Auch eine Bade- und Duscheeinrichtung, einfach und praktisch, ist vorgesehen – aber merkwürdigerweise wird sie so gut wie gar nicht benutzt! Die Gesundheitsverhältnisse waren übrigens durchweg befriedigende. Und auch das Verhalten der Arbeiter ist bisher ein durchaus gutes gewesen. Selten daß wirkliche Ausschreitungen vorgekommen sind, und diese durchweg nur infolge von Trunkenheit – am Sonntag! Sonst machte es einen erfreulichen Eindruck, auf der ganzen Linie keinerlei besondere Sicherheits- und Ordnungsvorkehrungen anzutreffen. Ein einziger Gendarm ist mir bei meinen Kanalwanderungen begegnet, und mit Befriedigung bemerken beobachtende Augen, wie ganz abgerissen angekommene Gesellen allmählich in gutem und schützendem Zeug erscheinen. Die Post bei Holtenau hat reichlich mit Heimsendung von Geldern zu thun. Für regelmäßigen evangelischen und katholischen Sonntagsgottesdienst ist auch Sorge getragen. Dazu werden am Sonntagmorgen die Bänke des Speisesaals gegen das Rednerpult an der einen Querseite gekehrt, und oben von dem Glockenturme läutet man zur Kirche.

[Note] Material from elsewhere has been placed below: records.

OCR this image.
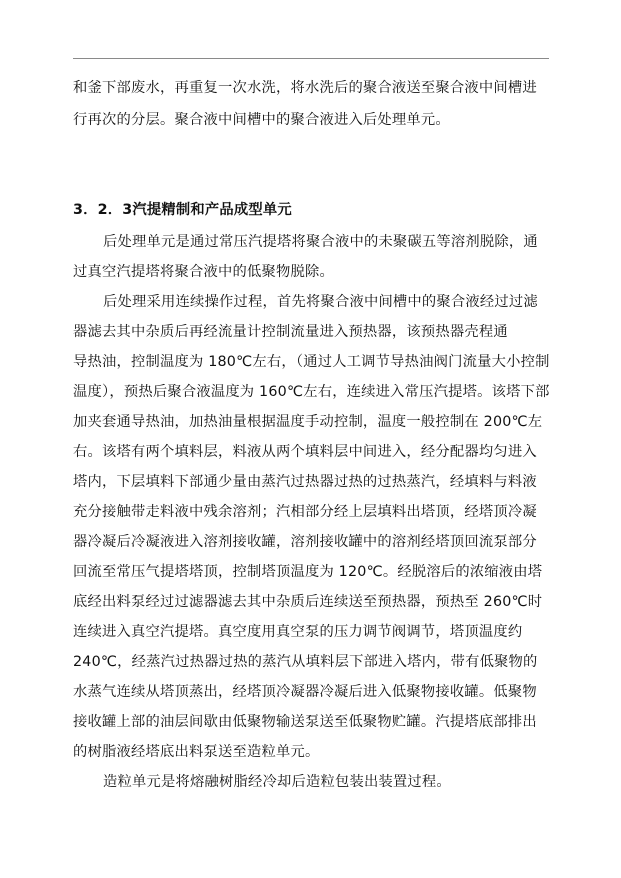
和釜下部废水，再重复一次水洗，将水洗后的聚合液送至聚合液中间槽进
行再次的分层。聚合液中间槽中的聚合液进入后处理单元。
3．2．3汽提精制和产品成型单元
后处理单元是通过常压汽提塔将聚合液中的未聚碳五等溶剂脱除，通
过真空汽提塔将聚合液中的低聚物脱除。
后处理采用连续操作过程，首先将聚合液中间槽中的聚合液经过过滤
器滤去其中杂质后再经流量计控制流量进入预热器，该预热器壳程通
导热油，控制温度为 180℃左右，（通过人工调节导热油阀门流量大小控制
温度），预热后聚合液温度为 160℃左右，连续进入常压汽提塔。该塔下部
加夹套通导热油，加热油量根据温度手动控制，温度一般控制在 200℃左
右。该塔有两个填料层，料液从两个填料层中间进入，经分配器均匀进入
塔内，下层填料下部通少量由蒸汽过热器过热的过热蒸汽，经填料与料液
充分接触带走料液中残余溶剂；汽相部分经上层填料出塔顶，经塔顶冷凝
器冷凝后冷凝液进入溶剂接收罐，溶剂接收罐中的溶剂经塔顶回流泵部分
回流至常压气提塔塔顶，控制塔顶温度为 120℃。经脱溶后的浓缩液由塔
底经出料泵经过过滤器滤去其中杂质后连续送至预热器，预热至 260℃时
连续进入真空汽提塔。真空度用真空泵的压力调节阀调节，塔顶温度约
240℃，经蒸汽过热器过热的蒸汽从填料层下部进入塔内，带有低聚物的
水蒸气连续从塔顶蒸出，经塔顶冷凝器冷凝后进入低聚物接收罐。低聚物
接收罐上部的油层间歇由低聚物输送泵送至低聚物贮罐。汽提塔底部排出
的树脂液经塔底出料泵送至造粒单元。
造粒单元是将熔融树脂经冷却后造粒包装出装置过程。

Aber zurück zur Baustrecke. Es liegt auf der Hand, daß ein solcher Durchstich, der mit einem ungeheuren Wasserabzugsgraben verglichen werden kann, auf die Grundwasserverhältnisse der anliegenden Ländereien weithin mächtigen Einfluß haben muß. Es kommt darauf an, trotzdem den Anliegern soweit als irgend möglich denjenigen Wasserstand zu lassen, den dieselben beim jetzigen Kanal haben. Das wird dadurch bewirkt werden, daß diejenigen Strecken des alten Eiderkanals, welche die neue Linie abschneidet, an beiden Enden zugedämmt und in stehende Gewässer verwandelt werden.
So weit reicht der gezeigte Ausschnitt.